Von Wolfgang Pomrehn
Die Hitze hat Mittel- und Westeuropa fest im Griff. Der Deutsche Wetterdienst meldet, dass es eine derartige Hitzewelle noch nie so früh im Jahr gegeben habe. Für gewöhnlich sei mit solchen Ereignissen erst im Hochsommer, das heißt, Ende Juli Anfang August, zu rechnen. Erschwerend kommt hinzu, dass die Grundwasserstände zu Sommeranfang besonders niedrige waren. Der Dürremonitor zeigt entsprechend fast im ganzen Land leichten bis extremen Trockenstress für die Pflanzen.
Wie gefährlich die Hitze besonders für Kinder, Alte und Menschen, die im freien Leben oder arbeiten (müssen), sein kann, zeigt eine Meldung der BBC aus London. Die dortige Ambulanzzentrale meldete für den vergangenen Mittwoch (24.6.) einen der ereignisreichen Tage seiner Geschichte. Noch nie habe es so viele Einsätze an einem Tag gegeben, bei denen es um Leben und Tod ging.
In Frankreich sind die Temperaturen noch höher. Dort ging zuletzt in einigen Landesteilen die Temperatur auch in der Nacht nicht einmal unter 30 Grad Celsius zurück. Tropische Nächte, in denen sie Temperatur nicht unter 20 Grad sinkt, gab es flächendeckend. In Deutschland wurde das in den letzten Tagen nur in einigen Städten erreicht.
Unter der Hitze ächzen auch die zahlreichen Atomkraftwerke des Nachbarn. Viele stehen an Flüssen, deren Wasser jetzt zu warm wird, als dass mit ihm noch ausreichend gekühlt werden kann. Zwei Meiler mussten ganz abgestellt werden, andere liefern nur mit Teillast. Entsprechend gehen die Strompreise in die Höhe, wie die Financial Times schreibt. In Deutschland kann davon noch nicht die Rede sein, wie diese Grafik der Börsenstrompreise zeigt. Hierzulande sorgt der reichliche Solarstrom besonders in einigen Stunden um die Mittagszeit für Niedrigpreise.

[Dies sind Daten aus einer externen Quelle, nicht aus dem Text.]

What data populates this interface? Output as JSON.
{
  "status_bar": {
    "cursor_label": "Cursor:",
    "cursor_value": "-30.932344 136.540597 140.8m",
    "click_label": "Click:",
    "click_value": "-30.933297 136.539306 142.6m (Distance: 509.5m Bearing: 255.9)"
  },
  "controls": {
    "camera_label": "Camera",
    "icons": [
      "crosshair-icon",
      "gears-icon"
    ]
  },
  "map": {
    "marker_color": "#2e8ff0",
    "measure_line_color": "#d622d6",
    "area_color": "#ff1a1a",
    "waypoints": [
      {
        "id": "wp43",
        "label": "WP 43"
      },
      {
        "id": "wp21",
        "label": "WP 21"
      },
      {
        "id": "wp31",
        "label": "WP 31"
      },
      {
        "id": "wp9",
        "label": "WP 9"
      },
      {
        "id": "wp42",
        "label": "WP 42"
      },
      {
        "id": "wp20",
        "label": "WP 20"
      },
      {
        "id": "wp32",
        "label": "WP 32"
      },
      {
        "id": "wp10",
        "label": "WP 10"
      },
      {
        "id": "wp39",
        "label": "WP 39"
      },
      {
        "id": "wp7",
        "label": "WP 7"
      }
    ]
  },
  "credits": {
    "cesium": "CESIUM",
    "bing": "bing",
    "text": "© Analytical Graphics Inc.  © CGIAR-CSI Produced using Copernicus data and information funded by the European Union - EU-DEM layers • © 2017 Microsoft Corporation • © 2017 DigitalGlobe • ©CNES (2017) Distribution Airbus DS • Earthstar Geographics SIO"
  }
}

An der Hitze-Ursache gibt es kaum wissenschaftlichen Zweifel. Der World Weather Attribution service, eine Gruppe von Wissenschaftlern aus diversen Ländern, die Extremereignisse mit simulierten Wetterbedingungen ohne die in den letzten rund 150 Jahren angereicherten Treibhausgase vergleicht, kommt zu dem Schluss, dass eine Hitzewelle wie die derzeitige in dieser Intensität ohne die zusätzlichen Treibhausgase kaum denkbar wäre. Noch 2003 wäre bei der seinerzeit noch geringeren Treibhausgaskonzentration in der Atmosphäre eine vergleichbare Hitzewelle um zwei Grad Celsius kühler ausgefallen, 1976 wären es sogar 3,5 Grad Celsius weniger gewesen. Die Rolle des Klimawandels beim Entstehen von Hitzewellen hatten wir kürzlich hier erläutert.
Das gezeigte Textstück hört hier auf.